Wealthy people want to make sure that their tax planning gifts are made before year's end. The travel agent is the estate planner's best friend. I don't know how many people have come to me wanting to have their affairs in order before flying off to some distant destination for a holiday. And, emotions run high for divorcing, or already divorced couples, as every imaginable circumstance conspires to ruin the holidays for someone, unless a court intervenes promptly. For lawyers whose continuing legal education requirements are coming due, there is the rush to get the last few classes in. In firms large and small, owners agonize over whether to try to push expenses into the following year, or to prepay as many as possible in the current year, for tax purposes. People rush to get assignments that have lingered for some time done, so that bills can go out before year's end. Of course, lawyers like to take vacations as well, and so there is also the rush to get every matter in the office sufficiently stablized that they can all wait for a few days.
Getting anything done in late December isn't easy. Everyone wants their task finished, but everyone necessary to get those tasks finished always seems to be on vacation or otherwise out of reach.
Many judges deliberately schedule their most contentious cases for the eve of the holidays in an effort to nudge the parties towards compromise. Of course, the real punishment is to have a demanding trial or hearing right after the holidays. If you have to be in court ready to deal with the uncertainties that attend any such appearance on December 27 or 28th, you are going to put off relaxations and celebration until the New Year.
Then, of course, there are for lawyers, like anyone else, some combination of numerous social events which must be attended for etiquette and business development reasons, kids who are out of school, guests visiting you, travel arrangements to visit someone or someplace else, and all the other end of year stresses that everyone faces.

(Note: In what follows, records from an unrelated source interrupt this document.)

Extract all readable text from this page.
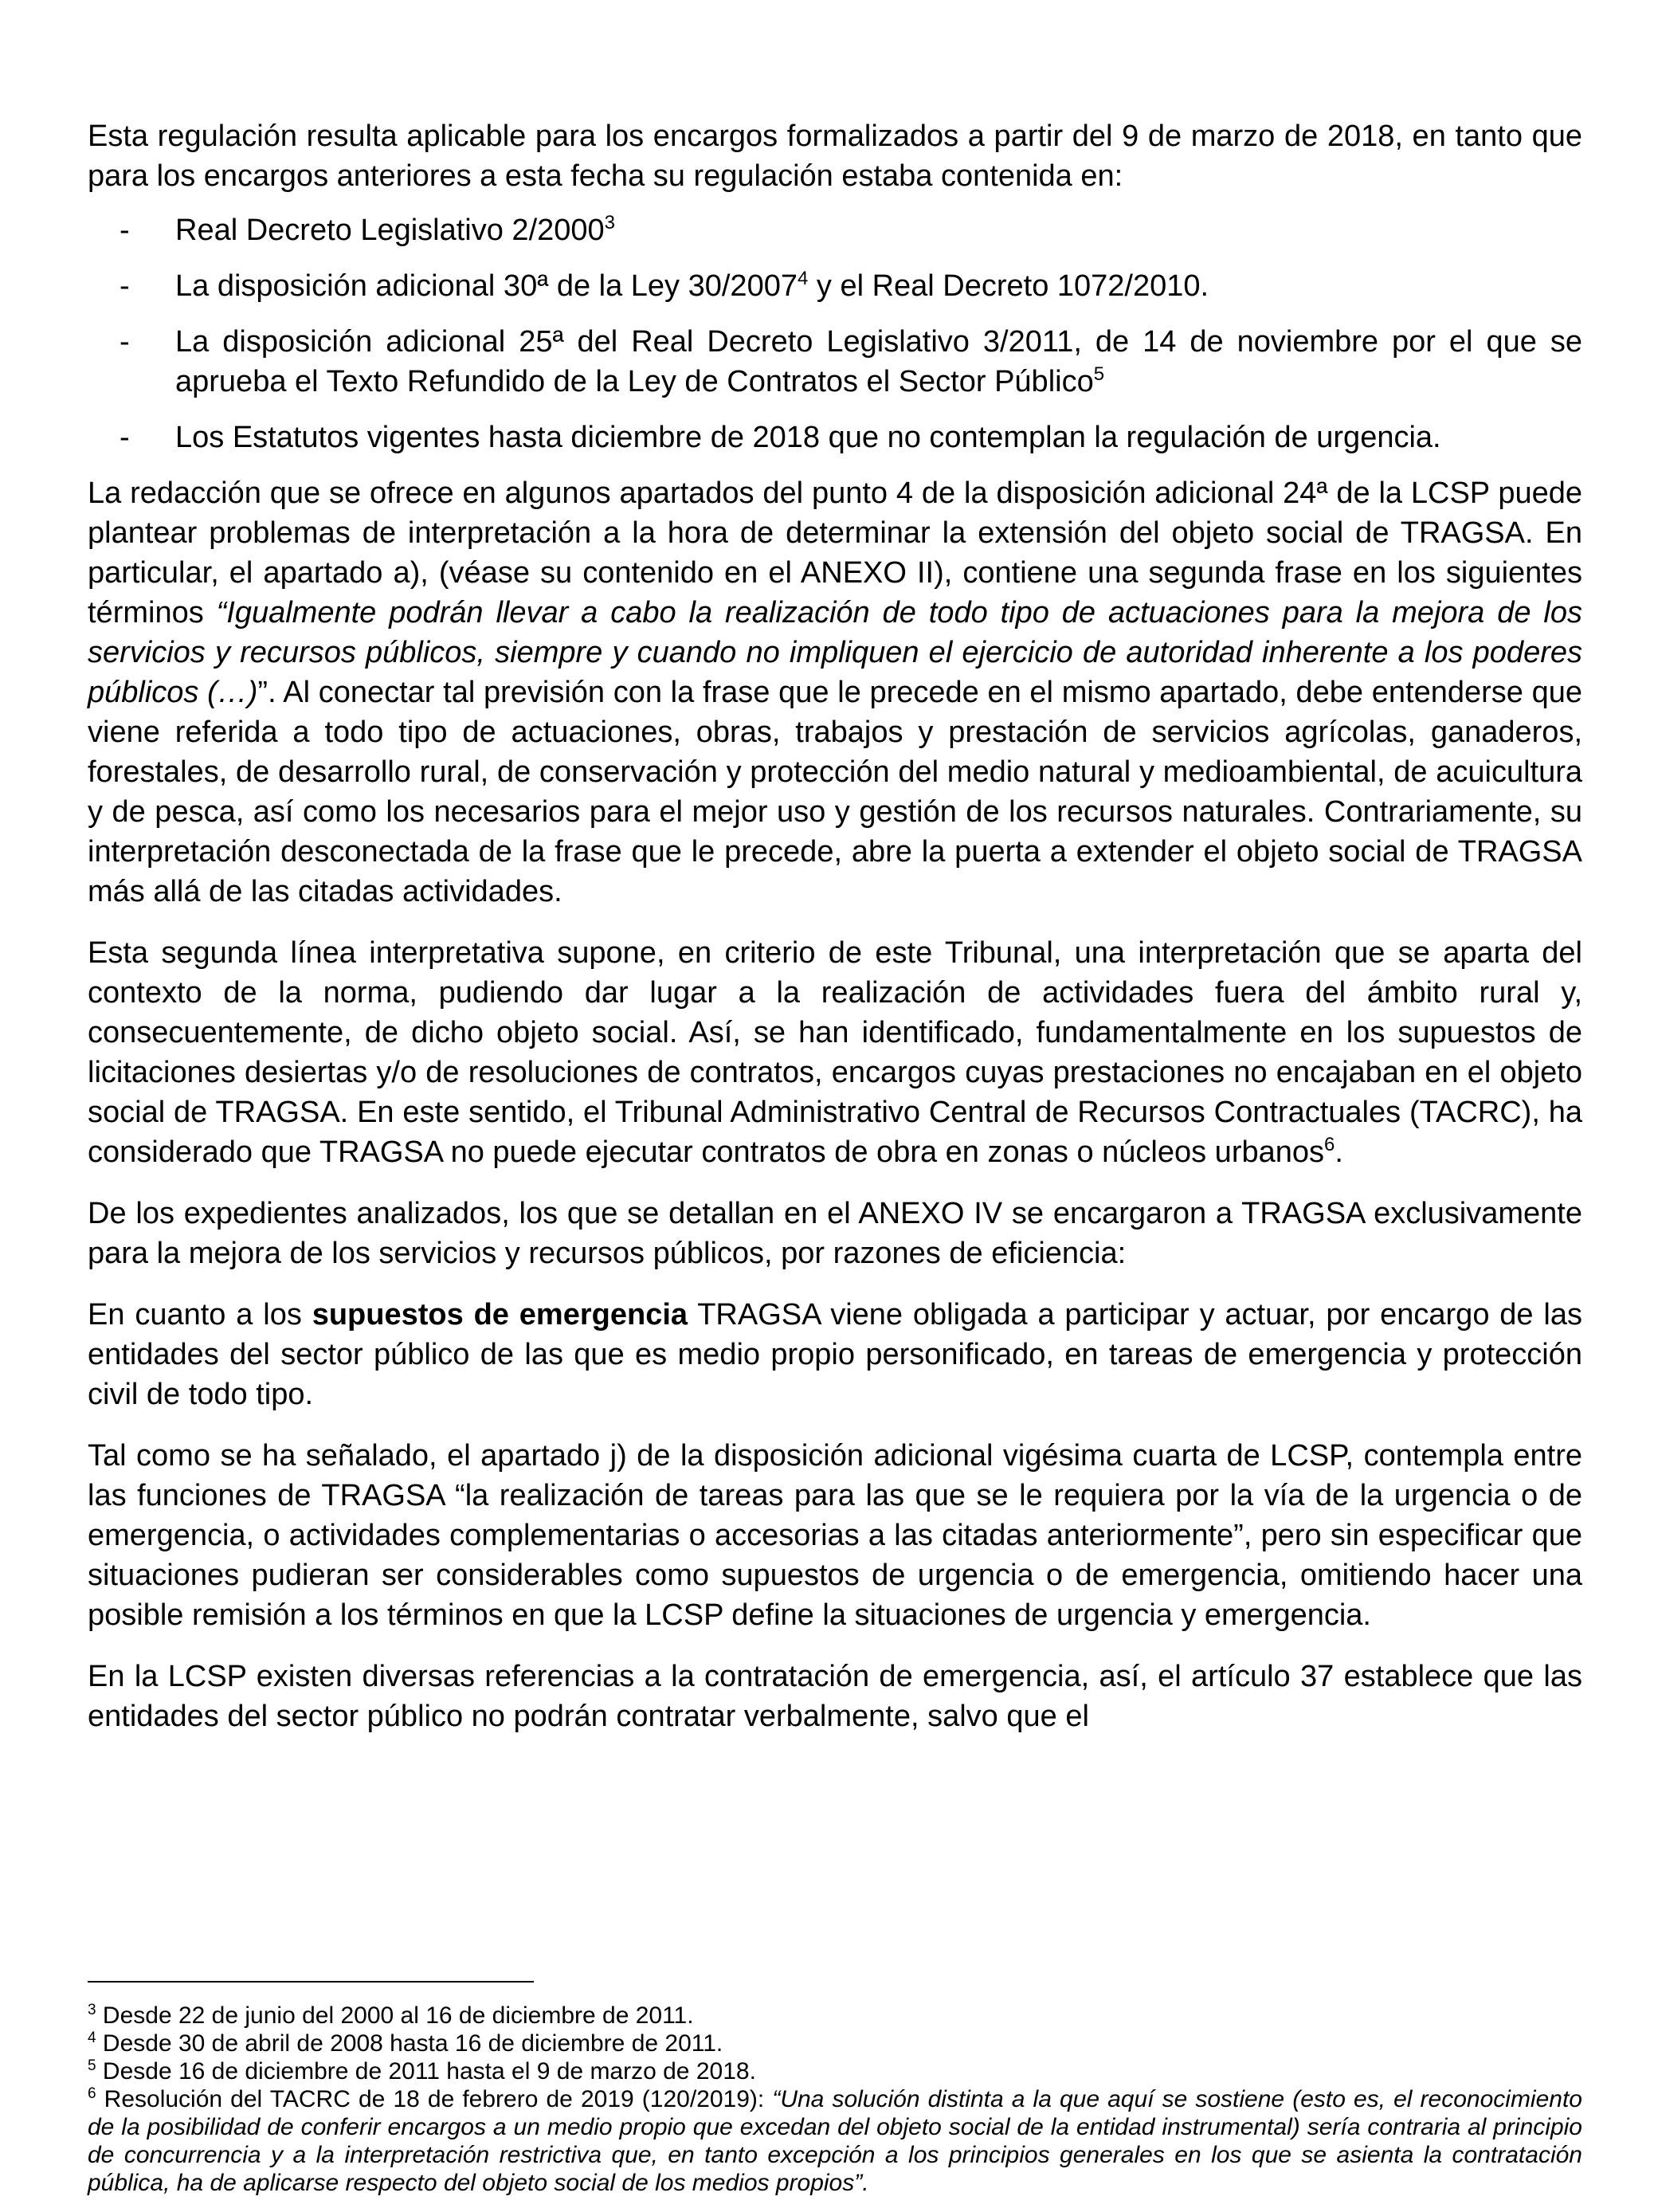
Esta regulación resulta aplicable para los encargos formalizados a partir del 9 de marzo de 2018, en tanto que para los encargos anteriores a esta fecha su regulación estaba contenida en:

- Real Decreto Legislativo 2/2000$^3$
- La disposición adicional 30ª de la Ley 30/2007$^4$ y el Real Decreto 1072/2010.
- La disposición adicional 25ª del Real Decreto Legislativo 3/2011, de 14 de noviembre por el que se aprueba el Texto Refundido de la Ley de Contratos el Sector Público$^5$
- Los Estatutos vigentes hasta diciembre de 2018 que no contemplan la regulación de urgencia.

La redacción que se ofrece en algunos apartados del punto 4 de la disposición adicional 24ª de la LCSP puede plantear problemas de interpretación a la hora de determinar la extensión del objeto social de TRAGSA. En particular, el apartado a), (véase su contenido en el ANEXO II), contiene una segunda frase en los siguientes términos “Igualmente podrán llevar a cabo la realización de todo tipo de actuaciones para la mejora de los servicios y recursos públicos, siempre y cuando no impliquen el ejercicio de autoridad inherente a los poderes públicos (…)”. Al conectar tal previsión con la frase que le precede en el mismo apartado, debe entenderse que viene referida a todo tipo de actuaciones, obras, trabajos y prestación de servicios agrícolas, ganaderos, forestales, de desarrollo rural, de conservación y protección del medio natural y medioambiental, de acuicultura y de pesca, así como los necesarios para el mejor uso y gestión de los recursos naturales. Contrariamente, su interpretación desconectada de la frase que le precede, abre la puerta a extender el objeto social de TRAGSA más allá de las citadas actividades.

Esta segunda línea interpretativa supone, en criterio de este Tribunal, una interpretación que se aparta del contexto de la norma, pudiendo dar lugar a la realización de actividades fuera del ámbito rural y, consecuentemente, de dicho objeto social. Así, se han identificado, fundamentalmente en los supuestos de licitaciones desiertas y/o de resoluciones de contratos, encargos cuyas prestaciones no encajaban en el objeto social de TRAGSA. En este sentido, el Tribunal Administrativo Central de Recursos Contractuales (TACRC), ha considerado que TRAGSA no puede ejecutar contratos de obra en zonas o núcleos urbanos$^6$.

De los expedientes analizados, los que se detallan en el ANEXO IV se encargaron a TRAGSA exclusivamente para la mejora de los servicios y recursos públicos, por razones de eficiencia:

En cuanto a los supuestos de emergencia TRAGSA viene obligada a participar y actuar, por encargo de las entidades del sector público de las que es medio propio personificado, en tareas de emergencia y protección civil de todo tipo.

Tal como se ha señalado, el apartado j) de la disposición adicional vigésima cuarta de LCSP, contempla entre las funciones de TRAGSA “la realización de tareas para las que se le requiera por la vía de la urgencia o de emergencia, o actividades complementarias o accesorias a las citadas anteriormente”, pero sin especificar que situaciones pudieran ser considerables como supuestos de urgencia o de emergencia, omitiendo hacer una posible remisión a los términos en que la LCSP define la situaciones de urgencia y emergencia.

En la LCSP existen diversas referencias a la contratación de emergencia, así, el artículo 37 establece que las entidades del sector público no podrán contratar verbalmente, salvo que el

$^3$ Desde 22 de junio del 2000 al 16 de diciembre de 2011.
$^4$ Desde 30 de abril de 2008 hasta 16 de diciembre de 2011.
$^5$ Desde 16 de diciembre de 2011 hasta el 9 de marzo de 2018.
$^6$ Resolución del TACRC de 18 de febrero de 2019 (120/2019): “Una solución distinta a la que aquí se sostiene (esto es, el reconocimiento de la posibilidad de conferir encargos a un medio propio que excedan del objeto social de la entidad instrumental) sería contraria al principio de concurrencia y a la interpretación restrictiva que, en tanto excepción a los principios generales en los que se asienta la contratación pública, ha de aplicarse respecto del objeto social de los medios propios”.
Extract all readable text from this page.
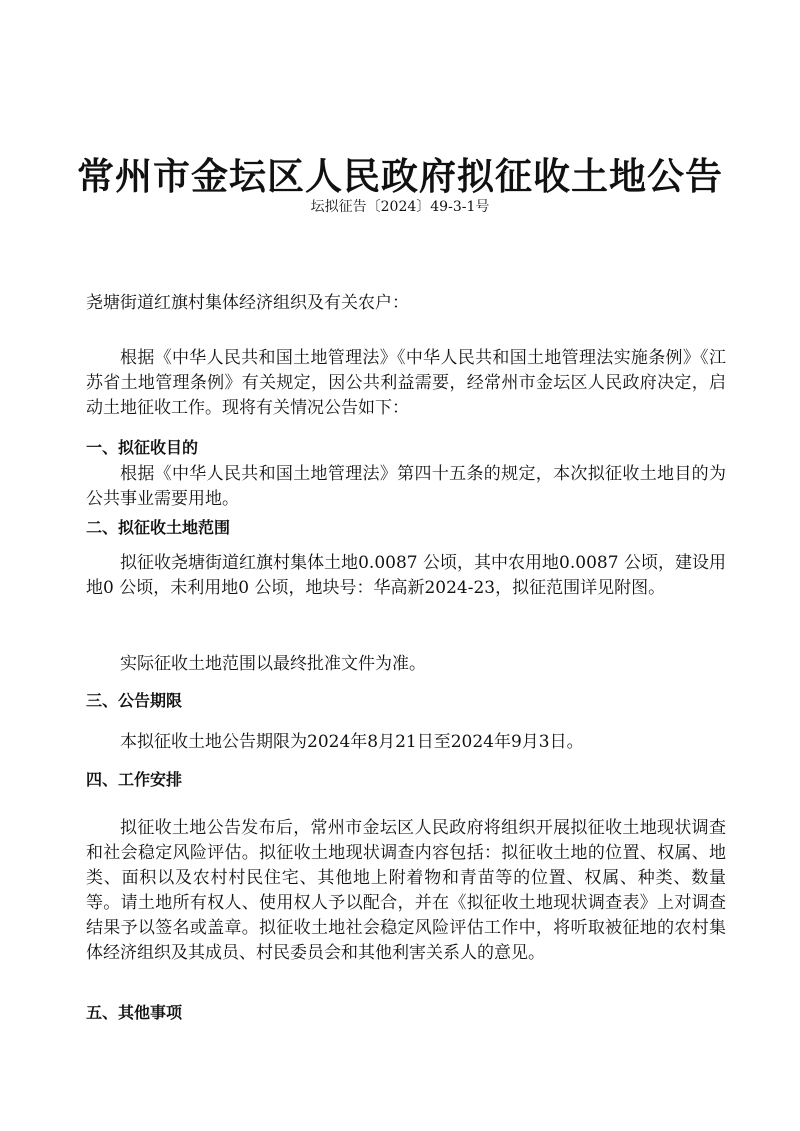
常州市金坛区人民政府拟征收土地公告
坛拟征告〔2024〕49-3-1号
尧塘街道红旗村集体经济组织及有关农户：
根据《中华人民共和国土地管理法》《中华人民共和国土地管理法实施条例》《江苏省土地管理条例》有关规定，因公共利益需要，经常州市金坛区人民政府决定，启动土地征收工作。现将有关情况公告如下：
一、拟征收目的
根据《中华人民共和国土地管理法》第四十五条的规定，本次拟征收土地目的为公共事业需要用地。
二、拟征收土地范围
拟征收尧塘街道红旗村集体土地0.0087 公顷，其中农用地0.0087 公顷，建设用地0 公顷，未利用地0 公顷，地块号：华高新2024-23，拟征范围详见附图。
实际征收土地范围以最终批准文件为准。
三、公告期限
本拟征收土地公告期限为2024年8月21日至2024年9月3日。
四、工作安排
拟征收土地公告发布后，常州市金坛区人民政府将组织开展拟征收土地现状调查和社会稳定风险评估。拟征收土地现状调查内容包括：拟征收土地的位置、权属、地类、面积以及农村村民住宅、其他地上附着物和青苗等的位置、权属、种类、数量等。请土地所有权人、使用权人予以配合，并在《拟征收土地现状调查表》上对调查结果予以签名或盖章。拟征收土地社会稳定风险评估工作中，将听取被征地的农村集体经济组织及其成员、村民委员会和其他利害关系人的意见。
五、其他事项
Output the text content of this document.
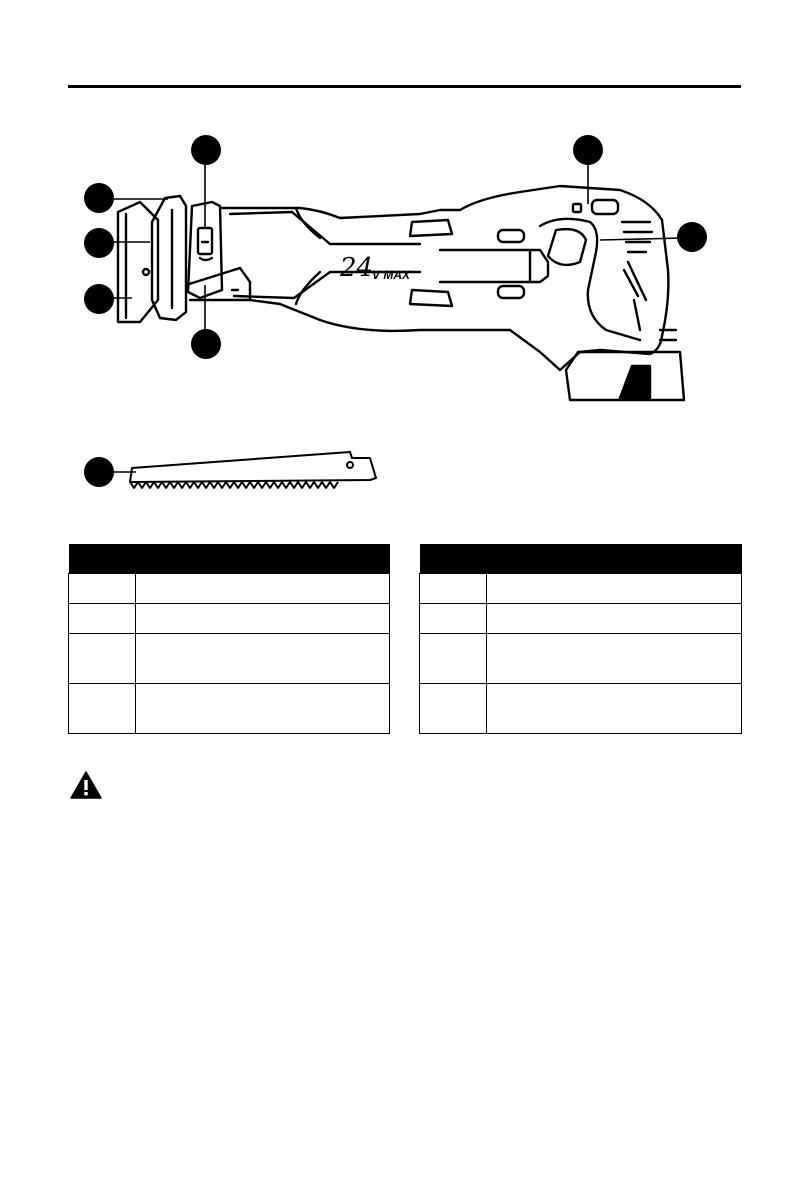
24
V MAX
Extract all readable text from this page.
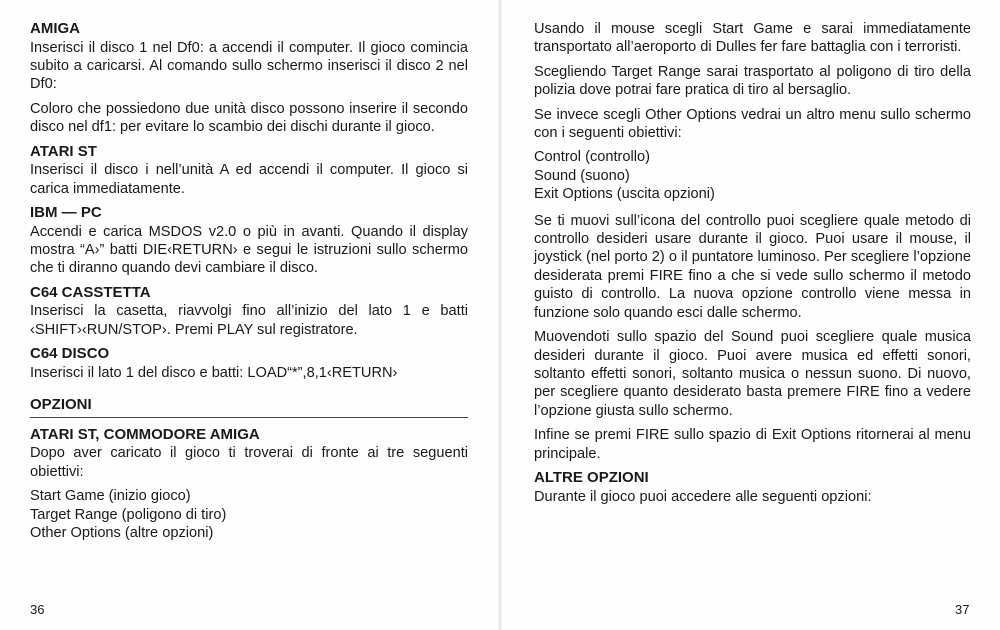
AMIGA

Inserisci il disco 1 nel Df0: a accendi il computer. Il gioco comincia subito a caricarsi. Al comando sullo schermo inserisci il disco 2 nel Df0:

Coloro che possiedono due unità disco possono inserire il secondo disco nel df1: per evitare lo scambio dei dischi durante il gioco.

ATARI ST

Inserisci il disco i nell’unità A ed accendi il computer. Il gioco si carica immediatamente.

IBM — PC

Accendi e carica MSDOS v2.0 o più in avanti. Quando il display mostra “A›” batti DIE‹RETURN› e segui le istruzioni sullo schermo che ti diranno quando devi cambiare il disco.

C64 CASSTETTA

Inserisci la casetta, riavvolgi fino all’inizio del lato 1 e batti ‹SHIFT›‹RUN/STOP›. Premi PLAY sul registratore.

C64 DISCO

Inserisci il lato 1 del disco e batti: LOAD“*”,8,1‹RETURN›

OPZIONI
ATARI ST, COMMODORE AMIGA

Dopo aver caricato il gioco ti troverai di fronte ai tre seguenti obiettivi:

Start Game (inizio gioco)
Target Range (poligono di tiro)
Other Options (altre opzioni)

Usando il mouse scegli Start Game e sarai immediatamente transportato all’aeroporto di Dulles fer fare battaglia con i terroristi.

Scegliendo Target Range sarai trasportato al poligono di tiro della polizia dove potrai fare pratica di tiro al bersaglio.

Se invece scegli Other Options vedrai un altro menu sullo schermo con i seguenti obiettivi:

Control (controllo)
Sound (suono)
Exit Options (uscita opzioni)

Se ti muovi sull’icona del controllo puoi scegliere quale metodo di controllo desideri usare durante il gioco. Puoi usare il mouse, il joystick (nel porto 2) o il puntatore luminoso. Per scegliere l’opzione desiderata premi FIRE fino a che si vede sullo schermo il metodo guisto di controllo. La nuova opzione controllo viene messa in funzione solo quando esci dalle schermo.

Muovendoti sullo spazio del Sound puoi scegliere quale musica desideri durante il gioco. Puoi avere musica ed effetti sonori, soltanto effetti sonori, soltanto musica o nessun suono. Di nuovo, per scegliere quanto desiderato basta premere FIRE fino a vedere l’opzione giusta sullo schermo.

Infine se premi FIRE sullo spazio di Exit Options ritornerai al menu principale.

ALTRE OPZIONI

Durante il gioco puoi accedere alle seguenti opzioni:

36	37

This year, bankruptcy lawyers are still riding the wave of the pre-October rush of filings initiated in advance of a new and more stringent law, but, thankfully, most new laws take effect in July, rather than January, so lawyers don't have to spend December getting up to speed. The exception, of course, is that tax laws generally do follow calendar years.
All this, plus endless Christmas elevator music and intense pressure towards consumerism, contribute to December not being my favorite month of winter. I prefer the cold, bleak, contemplative days of January, when the rush has subsided and a sense of profound ordinariness returns to the rhythms of daily life.